The foreman blinked up at him, with all that pathetic piteousness perfected by every loser the world over. Better, of course, than the dark gleam of malice-the stupid ones were quick to hate, once they’d got a sense of how they’d been duped-no, best keep this one making all those mewling help-me faces.

Gorlas smiled. ‘You can stay in your lovely new home, friend. I will withhold the interest payments so you can leave this world in peace and comfort.’ And oh, wasn’t this such extraordinary favour? This concession, this grave sacrifice, why, it would not be remiss if this idiot fell to his knees in abject gratitude, but never mind that. A second thump on the back, this one triggering a coughing fit from the old man.

Gorlas walked to the edge of the vast pit and surveyed the bustling hive of activity below. ‘All is well?’

The foreman, after hacking out a palmful of yellow phlegm, hobbled up to stand hunched beside him, wiping a hand on a caked trouser leg. ‘ Well enough, sir, yes, well enough indeed.’

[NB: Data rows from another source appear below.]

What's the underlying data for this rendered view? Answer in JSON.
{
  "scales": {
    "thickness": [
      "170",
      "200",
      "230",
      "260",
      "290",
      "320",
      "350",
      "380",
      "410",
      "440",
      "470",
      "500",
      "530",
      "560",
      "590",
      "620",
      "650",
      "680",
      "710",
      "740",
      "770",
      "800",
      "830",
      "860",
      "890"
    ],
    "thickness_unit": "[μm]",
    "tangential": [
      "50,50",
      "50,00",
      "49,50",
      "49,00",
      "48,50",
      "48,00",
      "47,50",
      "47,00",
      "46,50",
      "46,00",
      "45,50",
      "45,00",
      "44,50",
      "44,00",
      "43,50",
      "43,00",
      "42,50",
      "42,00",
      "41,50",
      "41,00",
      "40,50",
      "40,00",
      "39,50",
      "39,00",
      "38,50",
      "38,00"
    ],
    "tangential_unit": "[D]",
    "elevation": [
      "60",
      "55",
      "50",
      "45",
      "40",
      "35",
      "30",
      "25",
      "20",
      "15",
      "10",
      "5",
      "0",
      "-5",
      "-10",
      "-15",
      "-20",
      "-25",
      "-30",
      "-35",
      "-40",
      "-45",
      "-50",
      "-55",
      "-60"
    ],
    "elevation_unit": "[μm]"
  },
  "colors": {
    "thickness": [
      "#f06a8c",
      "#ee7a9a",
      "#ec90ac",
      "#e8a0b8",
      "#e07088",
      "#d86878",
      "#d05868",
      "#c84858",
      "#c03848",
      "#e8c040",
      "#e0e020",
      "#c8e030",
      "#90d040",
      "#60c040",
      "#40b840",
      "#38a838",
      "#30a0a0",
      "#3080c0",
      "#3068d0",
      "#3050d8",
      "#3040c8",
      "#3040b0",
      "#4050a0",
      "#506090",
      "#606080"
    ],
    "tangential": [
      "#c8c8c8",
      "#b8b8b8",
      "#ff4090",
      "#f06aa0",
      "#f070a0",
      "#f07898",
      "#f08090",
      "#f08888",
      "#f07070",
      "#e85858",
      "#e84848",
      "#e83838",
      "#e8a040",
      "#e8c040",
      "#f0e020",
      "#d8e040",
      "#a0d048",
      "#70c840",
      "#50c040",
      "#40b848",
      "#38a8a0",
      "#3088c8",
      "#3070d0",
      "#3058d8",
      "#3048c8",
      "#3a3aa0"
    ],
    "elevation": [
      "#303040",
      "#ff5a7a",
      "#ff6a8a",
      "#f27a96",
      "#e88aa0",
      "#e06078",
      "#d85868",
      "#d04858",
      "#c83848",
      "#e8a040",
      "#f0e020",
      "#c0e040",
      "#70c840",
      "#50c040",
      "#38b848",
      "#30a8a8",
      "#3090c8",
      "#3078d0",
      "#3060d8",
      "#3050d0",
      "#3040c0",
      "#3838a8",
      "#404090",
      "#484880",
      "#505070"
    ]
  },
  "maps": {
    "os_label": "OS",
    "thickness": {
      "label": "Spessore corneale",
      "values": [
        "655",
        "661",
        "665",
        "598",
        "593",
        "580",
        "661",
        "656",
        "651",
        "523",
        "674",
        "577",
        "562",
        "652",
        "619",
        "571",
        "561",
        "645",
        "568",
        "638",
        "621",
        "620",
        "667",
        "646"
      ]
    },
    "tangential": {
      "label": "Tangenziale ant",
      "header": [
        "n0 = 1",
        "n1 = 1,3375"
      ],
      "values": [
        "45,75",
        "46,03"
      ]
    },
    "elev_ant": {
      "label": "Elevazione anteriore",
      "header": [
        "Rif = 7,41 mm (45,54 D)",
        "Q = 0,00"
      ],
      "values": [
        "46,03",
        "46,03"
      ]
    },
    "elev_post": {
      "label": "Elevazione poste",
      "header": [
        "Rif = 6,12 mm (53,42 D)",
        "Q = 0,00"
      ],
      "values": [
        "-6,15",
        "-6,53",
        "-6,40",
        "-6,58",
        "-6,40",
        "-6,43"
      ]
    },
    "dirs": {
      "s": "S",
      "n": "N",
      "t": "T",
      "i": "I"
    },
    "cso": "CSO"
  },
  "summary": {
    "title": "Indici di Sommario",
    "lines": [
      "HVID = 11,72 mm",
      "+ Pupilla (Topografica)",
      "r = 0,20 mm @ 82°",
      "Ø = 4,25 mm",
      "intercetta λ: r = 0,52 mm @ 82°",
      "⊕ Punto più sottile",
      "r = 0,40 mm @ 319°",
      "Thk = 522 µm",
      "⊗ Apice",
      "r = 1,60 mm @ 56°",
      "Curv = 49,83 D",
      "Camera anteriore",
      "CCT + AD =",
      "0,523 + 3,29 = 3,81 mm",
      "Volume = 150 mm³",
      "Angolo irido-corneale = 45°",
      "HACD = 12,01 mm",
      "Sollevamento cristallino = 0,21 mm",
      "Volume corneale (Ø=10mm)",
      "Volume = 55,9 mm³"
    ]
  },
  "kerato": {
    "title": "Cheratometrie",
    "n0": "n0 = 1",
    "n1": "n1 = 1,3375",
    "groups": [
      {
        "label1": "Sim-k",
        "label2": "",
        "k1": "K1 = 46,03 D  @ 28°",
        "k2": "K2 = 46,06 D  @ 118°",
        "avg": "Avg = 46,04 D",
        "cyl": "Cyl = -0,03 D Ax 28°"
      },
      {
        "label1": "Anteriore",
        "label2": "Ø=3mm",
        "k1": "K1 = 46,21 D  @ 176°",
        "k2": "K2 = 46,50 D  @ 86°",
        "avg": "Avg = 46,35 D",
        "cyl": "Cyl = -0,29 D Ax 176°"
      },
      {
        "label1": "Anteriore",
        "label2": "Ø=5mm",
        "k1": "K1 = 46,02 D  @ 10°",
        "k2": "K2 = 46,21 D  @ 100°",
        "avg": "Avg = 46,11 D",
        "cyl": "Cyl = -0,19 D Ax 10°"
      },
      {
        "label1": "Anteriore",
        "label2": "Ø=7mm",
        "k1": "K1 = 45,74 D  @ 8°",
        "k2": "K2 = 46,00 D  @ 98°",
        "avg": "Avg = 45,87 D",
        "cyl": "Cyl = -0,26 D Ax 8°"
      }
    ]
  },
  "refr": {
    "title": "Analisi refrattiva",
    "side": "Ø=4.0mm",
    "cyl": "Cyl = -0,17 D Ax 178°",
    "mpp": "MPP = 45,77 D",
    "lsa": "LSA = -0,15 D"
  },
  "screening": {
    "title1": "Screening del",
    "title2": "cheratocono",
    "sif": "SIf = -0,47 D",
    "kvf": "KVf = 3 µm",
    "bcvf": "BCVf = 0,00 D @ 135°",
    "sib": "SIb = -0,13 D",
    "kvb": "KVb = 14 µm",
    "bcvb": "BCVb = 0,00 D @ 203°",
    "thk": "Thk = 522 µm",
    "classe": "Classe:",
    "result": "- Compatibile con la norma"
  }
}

See how his mood has improved? No doubt eaten up with worry all morning, the poor useless bastard. Well, the world needed such creatures, didn’t it? To do all the dirty, hard work, and then thank people like Gorlas for the privilege. You’re so very welcome, you stupid fool, and see this? It’s my smile of indulgence. Bask and bask well-it’s the only thing I give away that’s truly free.

‘How many losses this week?’


‘Three. Average, sir, that’s average as can be. One mole in a cave-in, the others died of the greyface sickness. We got the new vein producing now. Would you believe, it’s red iron!’

Gorlas’s brows lifted, ‘Red iron?’

A quick, eager nod. ’Twice the price at half-weight, that stuff. Seems there’s growing demand-’

‘Yes, the Malazan longswords everyone’s lusting after. Well, this will make it easier to order one, since up to now only one smith had the skill to make the damned weapons.’ He shook his head. ‘Ugly things, if you ask me. Curious thing is, we don’t get red iron round here-not till now, that is-so how was the fool making such perfect copies?’

‘Well, noble sir, there’s an old legend ‘bout how one can actually turn regular iron into the red stuff, and do it cheap besides. Maybe it ain’t just a legend.’

Gorlas grunted. Interesting. Imagine finding out that secret, being able to take regular iron, toss in something virtually worthless, and out comes red iron, worth four times the price. ‘You’ve just given me an idea,’ he murmured. ‘Though I doubt the smith would give up the secret-no, I’d have to pay. A lot.’

‘Maybe a partnership,’ the foreman ventured.

Gorlas scowled. He wasn’t asking for advice. Still, yes, a partnership might work. Something he’d heard about that smith… some Guild trouble. Well, could be Gorlas could smooth all that over, for a consideration. ‘Never mind,’ he said, a tad overloud, ’it was just a notion-I’ve already discarded it as too compli-cated, too messy. Let’s forget we ever discussed it.’

‘Yes, sir.’

But was the foreman looking oddly thoughtful? Might be necessary, Gorlas reflected, to hasten this fool’s demise.

From up the road behind them, a trader’s cart was approaching.

Stupid, really. He’d elected his riding boots, but the things were ancient, worn, and it seemed his feet had flattened out some since he’d last used them, and now he had enormous blisters, damned painful ones. And so, for all his plans of a stentorian, impressive arrival at the camp, full of dour intent and an edge of bluster, to then be ameliorated by a handful of silver councils, a relieved foreman sending a runner off to retrieve the wayward child, Murillio found himself on the back of a rickety cart, covered in dust and sweating in the midst of a cloud of flies.